Dual agency describes a situation wherein a one real estate agent represents both the buyer and the seller in the same transaction. Since agency requires the agent to uphold duties of confidentiality, loyalty and full disclosure, dual agency requires consent of both parties to the limitation of those duties in the interest of the other party. For instance, if an agent promises a duty of loyalty to a seller he would have a duty to get the seller the highest price for the real estate. If an agent promises a duty of loyalty to a buyer, he would have a duty to get the property for the lowest price. If an agent represents both parties, the duties conflict and limit each other. Each party must consent to that in writing.
Obviously, then, the dual agency relationship is limited in that the agent must act impartially; the agent cannot preference the interest of the buyer over the seller or vice versa. As well, the duty of disclosure is quite limited in a dual agency situation. The agent may not reveal to the seller how much the buyer is willing to pay for the property; they may not reveal how much the seller would be willing to accept for the property; and they may not reveal to one party variant terms to which the other party will agree. Some disclosures, such as motivation and personal information, are prohibited unless authorized by the party effected. As always, however, the agent must disclose to the buyer defects about the physical condition of the property that are known to them.

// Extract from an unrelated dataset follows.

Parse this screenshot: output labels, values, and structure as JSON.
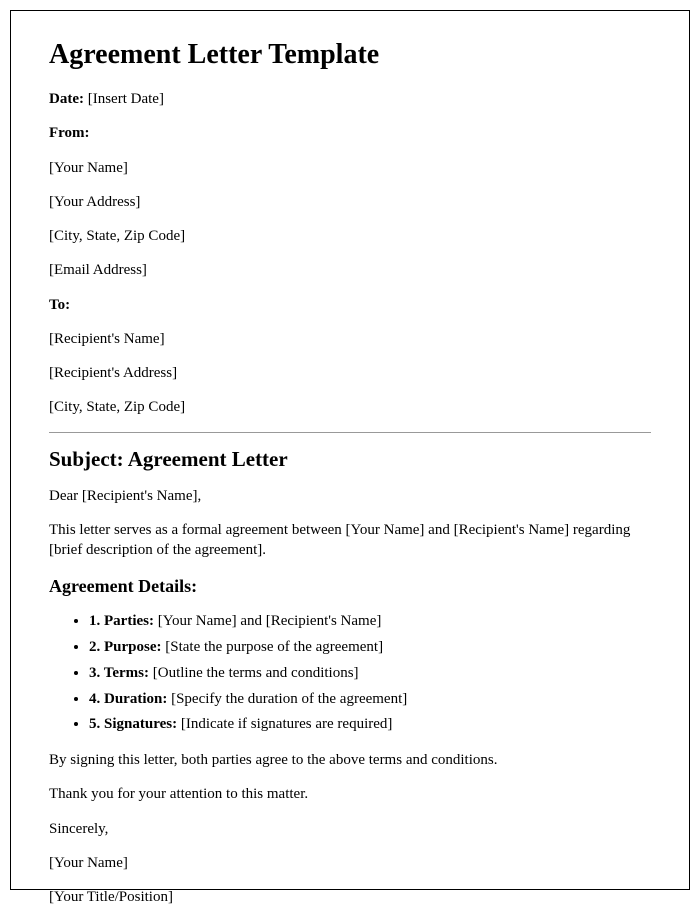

Dual agency is not illegal, but many think it’s a bad idea – particularly for the buyer. First, most dual agents are seller’s agents when not acting under dual agency. Their normal practice is to act in favor sellers, and those usual behaviors can be hard to shake in a dual agency transaction. Second, the agent’s interest is naturally more aligned with the seller than with the buyer because the agent works on commission – the higher the sales price, the greater the commission. Of course, this is true for all real estate agents, whether they are buyer’s or seller’s agents.
Some states offer an agency option called designated agency. In this situation, the buyer and the seller are represented by two different agents who work for the same broker (which may still be considered dual agency if the state applies agency duties at the broker level, not the agent level). As soon as the buyer signs an agreement with an agent that agent is desginated as the buyer’s agent, so that it is clear who represents whom later in the transaction. Designated agency doesn’t change anything about dual agency, it just clarifies the roles a bit.